The Age of Football ci racconta i rapporti più oscuri tra la politica e il calcio

David Goldblatt riflette sui poteri che avvelenano lo sport più seguito.

Ogni libro che fa uscire David Goldblatt è una specie di evento. Il ricercatore con i dreadlocks di Bristol è uno degli intellettuali “calcistici” più indispensabili che ci siano: scrive da uomo di sinistra e sembra che conosca tutto quello che c’è da sapere a proposito di tutto. Il suo ultimo lavoro, The Age of Football, una specie di sequel del capolavoro del 2007 The Ball Is Round, è un’analisi capace di far riflettere sul calcio e la sua influenza sul pianeta. Nel suo senso più positivo, il calcio è capace di regalarci grandi quantità di valori e di emozioni, Goldblatt ci spiega. Ma il suo tema è il potere: le miriadi di modi in cui la politica ha «colonizzato, modellato e usato» il calcio. Il suo modo di scrivere è autorevole e, come ci si potrebbe aspettare da uno che ha una fotografia di Groucho Marx come foto profilo di Twitter, conciso.

Più il calcio diventa grande, sembra, più oscure diventano le forze che gli gravitano intorno. Non tutto è fatto di tenebra, naturalmente: incontriamo poetici telecronisti arabi, attivisti del calcio di strada, artisti, e persone come Ernest Okonkwo, la voce della golden generation perduta nigeriana. Più spesso, tuttavia, Goldblatt ci mostra tifosi e giocatori sfruttati, squadre amministrate in modi orrendi, violenza, bigottismo di ogni tipo, e un’intera galassia di ufficiali e politici inetti o corrotti.

Grazie soprattutto alla tv satellitare, negli anni il calcio è diventato ubiquo, anche in luoghi che fino a poco fa gli erano indifferenti. In Cina, un Paese in cui il calcio sembrava irrimediabilmente danneggiato dalle partite truccate, è stato trasformato dall’interventismo statale di Xi Jinping.
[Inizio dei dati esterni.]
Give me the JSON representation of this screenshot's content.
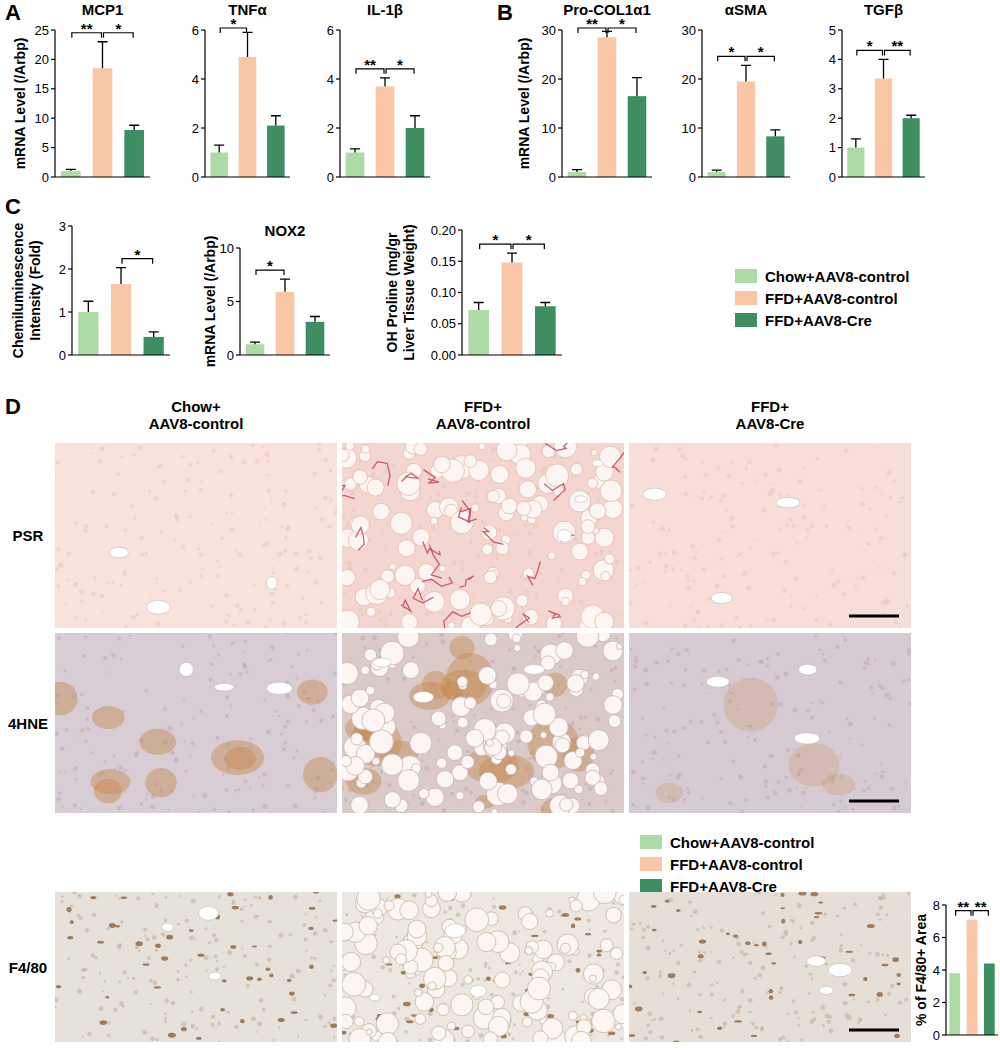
{
  "chart_data": [
    {
      "type": "bar",
      "panel": "A",
      "title": "MCP1",
      "y_label": "mRNA Level (/Arbp)",
      "categories": [
        "Chow+AAV8-control",
        "FFD+AAV8-control",
        "FFD+AAV8-Cre"
      ],
      "values": [
        1,
        18.5,
        8
      ],
      "errors": [
        0.3,
        4.5,
        0.8
      ],
      "colors": [
        "#addba5",
        "#f9c6a6",
        "#3d8f62"
      ],
      "ylim": [
        0,
        25
      ],
      "yticks": [
        0,
        5,
        10,
        15,
        20,
        25
      ],
      "tick_labels": "y",
      "significance": [
        {
          "from": 0,
          "to": 1,
          "label": "**"
        },
        {
          "from": 1,
          "to": 2,
          "label": "*"
        }
      ]
    },
    {
      "type": "bar",
      "title": "TNFα",
      "categories": [
        "Chow+AAV8-control",
        "FFD+AAV8-control",
        "FFD+AAV8-Cre"
      ],
      "values": [
        1,
        4.9,
        2.1
      ],
      "errors": [
        0.3,
        1.0,
        0.4
      ],
      "colors": [
        "#addba5",
        "#f9c6a6",
        "#3d8f62"
      ],
      "ylim": [
        0,
        6
      ],
      "yticks": [
        0,
        2,
        4,
        6
      ],
      "tick_labels": "y",
      "significance": [
        {
          "from": 0,
          "to": 1,
          "label": "*"
        }
      ]
    },
    {
      "type": "bar",
      "title": "IL-1β",
      "categories": [
        "Chow+AAV8-control",
        "FFD+AAV8-control",
        "FFD+AAV8-Cre"
      ],
      "values": [
        1,
        3.7,
        2.0
      ],
      "errors": [
        0.15,
        0.35,
        0.5
      ],
      "colors": [
        "#addba5",
        "#f9c6a6",
        "#3d8f62"
      ],
      "ylim": [
        0,
        6
      ],
      "yticks": [
        0,
        2,
        4,
        6
      ],
      "tick_labels": "y",
      "significance": [
        {
          "from": 0,
          "to": 1,
          "label": "**"
        },
        {
          "from": 1,
          "to": 2,
          "label": "*"
        }
      ]
    },
    {
      "type": "bar",
      "panel": "B",
      "title": "Pro-COL1α1",
      "y_label": "mRNA Level (/Arbp)",
      "categories": [
        "Chow+AAV8-control",
        "FFD+AAV8-control",
        "FFD+AAV8-Cre"
      ],
      "values": [
        1,
        28.5,
        16.5
      ],
      "errors": [
        0.5,
        1.2,
        3.8
      ],
      "colors": [
        "#addba5",
        "#f9c6a6",
        "#3d8f62"
      ],
      "ylim": [
        0,
        30
      ],
      "yticks": [
        0,
        10,
        20,
        30
      ],
      "tick_labels": "y",
      "significance": [
        {
          "from": 0,
          "to": 1,
          "label": "**"
        },
        {
          "from": 1,
          "to": 2,
          "label": "*"
        }
      ]
    },
    {
      "type": "bar",
      "title": "αSMA",
      "categories": [
        "Chow+AAV8-control",
        "FFD+AAV8-control",
        "FFD+AAV8-Cre"
      ],
      "values": [
        1,
        19.5,
        8.3
      ],
      "errors": [
        0.4,
        3.3,
        1.3
      ],
      "colors": [
        "#addba5",
        "#f9c6a6",
        "#3d8f62"
      ],
      "ylim": [
        0,
        30
      ],
      "yticks": [
        0,
        10,
        20,
        30
      ],
      "tick_labels": "y",
      "significance": [
        {
          "from": 0,
          "to": 1,
          "label": "*"
        },
        {
          "from": 1,
          "to": 2,
          "label": "*"
        }
      ]
    },
    {
      "type": "bar",
      "title": "TGFβ",
      "categories": [
        "Chow+AAV8-control",
        "FFD+AAV8-control",
        "FFD+AAV8-Cre"
      ],
      "values": [
        1,
        3.35,
        2.0
      ],
      "errors": [
        0.3,
        0.65,
        0.1
      ],
      "colors": [
        "#addba5",
        "#f9c6a6",
        "#3d8f62"
      ],
      "ylim": [
        0,
        5
      ],
      "yticks": [
        0,
        1,
        2,
        3,
        4,
        5
      ],
      "tick_labels": "y",
      "significance": [
        {
          "from": 0,
          "to": 1,
          "label": "*"
        },
        {
          "from": 1,
          "to": 2,
          "label": "**"
        }
      ]
    },
    {
      "type": "bar",
      "panel": "C",
      "y_label": [
        "Chemiluminescence",
        "Intensity (Fold)"
      ],
      "categories": [
        "Chow+AAV8-control",
        "FFD+AAV8-control",
        "FFD+AAV8-Cre"
      ],
      "values": [
        1,
        1.65,
        0.42
      ],
      "errors": [
        0.25,
        0.38,
        0.12
      ],
      "colors": [
        "#addba5",
        "#f9c6a6",
        "#3d8f62"
      ],
      "ylim": [
        0,
        3
      ],
      "yticks": [
        0,
        1,
        2,
        3
      ],
      "tick_labels": "y",
      "significance": [
        {
          "from": 1,
          "to": 2,
          "label": "*"
        }
      ]
    },
    {
      "type": "bar",
      "title": "NOX2",
      "y_label": "mRNA Level (/Arbp)",
      "categories": [
        "Chow+AAV8-control",
        "FFD+AAV8-control",
        "FFD+AAV8-Cre"
      ],
      "values": [
        1,
        5.9,
        3.1
      ],
      "errors": [
        0.2,
        1.2,
        0.5
      ],
      "colors": [
        "#addba5",
        "#f9c6a6",
        "#3d8f62"
      ],
      "ylim": [
        0,
        10
      ],
      "yticks": [
        0,
        5,
        10
      ],
      "tick_labels": "y",
      "significance": [
        {
          "from": 0,
          "to": 1,
          "label": "*"
        }
      ]
    },
    {
      "type": "bar",
      "y_label": [
        "OH Proline (mg/gr",
        "Liver Tissue Weight)"
      ],
      "categories": [
        "Chow+AAV8-control",
        "FFD+AAV8-control",
        "FFD+AAV8-Cre"
      ],
      "values": [
        0.072,
        0.148,
        0.078
      ],
      "errors": [
        0.012,
        0.015,
        0.006
      ],
      "colors": [
        "#addba5",
        "#f9c6a6",
        "#3d8f62"
      ],
      "ylim": [
        0,
        0.2
      ],
      "yticks": [
        {
          "value": 0,
          "label": "0.00"
        },
        {
          "value": 0.05,
          "label": "0.05"
        },
        {
          "value": 0.1,
          "label": "0.10"
        },
        {
          "value": 0.15,
          "label": "0.15"
        },
        {
          "value": 0.2,
          "label": "0.20"
        }
      ],
      "tick_labels": "y",
      "significance": [
        {
          "from": 0,
          "to": 1,
          "label": "*"
        },
        {
          "from": 1,
          "to": 2,
          "label": "*"
        }
      ]
    },
    {
      "type": "bar",
      "y_label": "% of F4/80+ Area",
      "categories": [
        "Chow+AAV8-control",
        "FFD+AAV8-control",
        "FFD+AAV8-Cre"
      ],
      "values": [
        3.8,
        7.1,
        4.4
      ],
      "colors": [
        "#addba5",
        "#f9c6a6",
        "#3d8f62"
      ],
      "ylim": [
        0,
        8
      ],
      "yticks": [
        0,
        2,
        4,
        6,
        8
      ],
      "tick_labels": "y",
      "significance": [
        {
          "from": 0,
          "to": 1,
          "label": "**"
        },
        {
          "from": 1,
          "to": 2,
          "label": "**"
        }
      ]
    }
  ],
  "image_panel": {
    "panel": "D",
    "columns": [
      [
        "Chow+",
        "AAV8-control"
      ],
      [
        "FFD+",
        "AAV8-control"
      ],
      [
        "FFD+",
        "AAV8-Cre"
      ]
    ],
    "rows": [
      "PSR",
      "4HNE",
      "F4/80"
    ]
  }
}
Anche in India, nonostante «gli amministratori più corrotti e incompetenti del mondo», il suo apprezzamento sta crescendo vertiginosamente. La globalizzazione si muove in fretta e con conseguenze inaspettate. In Africa, ad esempio, la trasmissione delle partite internazionali ha acceso un’enorme passione per la Premier League, ma ha danneggiato i campionati locali. Ci sono occasioni, come la protesta sul prezzo degli autobus legata alla Confederation Cup del 2017, o il ruolo degli ultras nella caduta di Hosni Mubarak in Egitto, in cui il calcio funge da veicolo per dimostrazioni e resistenza.

Più spesso, il gioco viene utilizzato come strumento da miliardari come Vichai Srivaddhanaprabha, il fondatore dell’azienda che detiene il monopolio dei duty free thailandesi che morì lo scorso anno in un incidente in elicottero. Lui, e altri businessmen asiatici, attraverso l’acquisto di squadre europee sono riusciti a comprarsi «visibilità globale a un prezzo ragionevole». Srivaddhanaprabha comprò il Licester City per 39 milioni di sterline nel 2010, e «ha raccolto un capitale politico inestimabile» quando il club ha vinto la Premier League cinque anni dopo. In Sud America alcuni capi dei gruppi chiamati barra bravas sono diventati essenzialmente leader di organizzazioni criminali, così coinvolti nel traffico di droga e altre attività che hanno completamente perso gli interessi sportivi.

Talvolta, gloria e tenebre sono inestricabilmente collegati. Il calcio colombiano, spiega Goldblatt, visse la sua ascesa e caduta seguendo il corso della marea del business della cocaina. Più tardi, fu decisivo nel porre fine alla guerra con le Farc. Un bel capitolo del libro paragona il Mondiale del 2018 nella Russia di Putin a un villaggio Potemkin. Quello dedicato a Sepp Blatter spiega il modello di corruzione della Fifa attraverso il prisma di The Wire, la serie tv che ha esplorato il silenzioso avvelenamento di un’intera società dal crimine. «La fragilità delle norme giuridiche danneggia diverse sfere della vita», spiega Goldblatt. «I confini tra organizzazioni criminali e un’enormità di altre reti e attori si sono fatti meno chiari». In altre parole, il modo in cui questi poteri si esprimono attraverso il calcio non riguarda solo il calcio. Tocca ognuno di noi.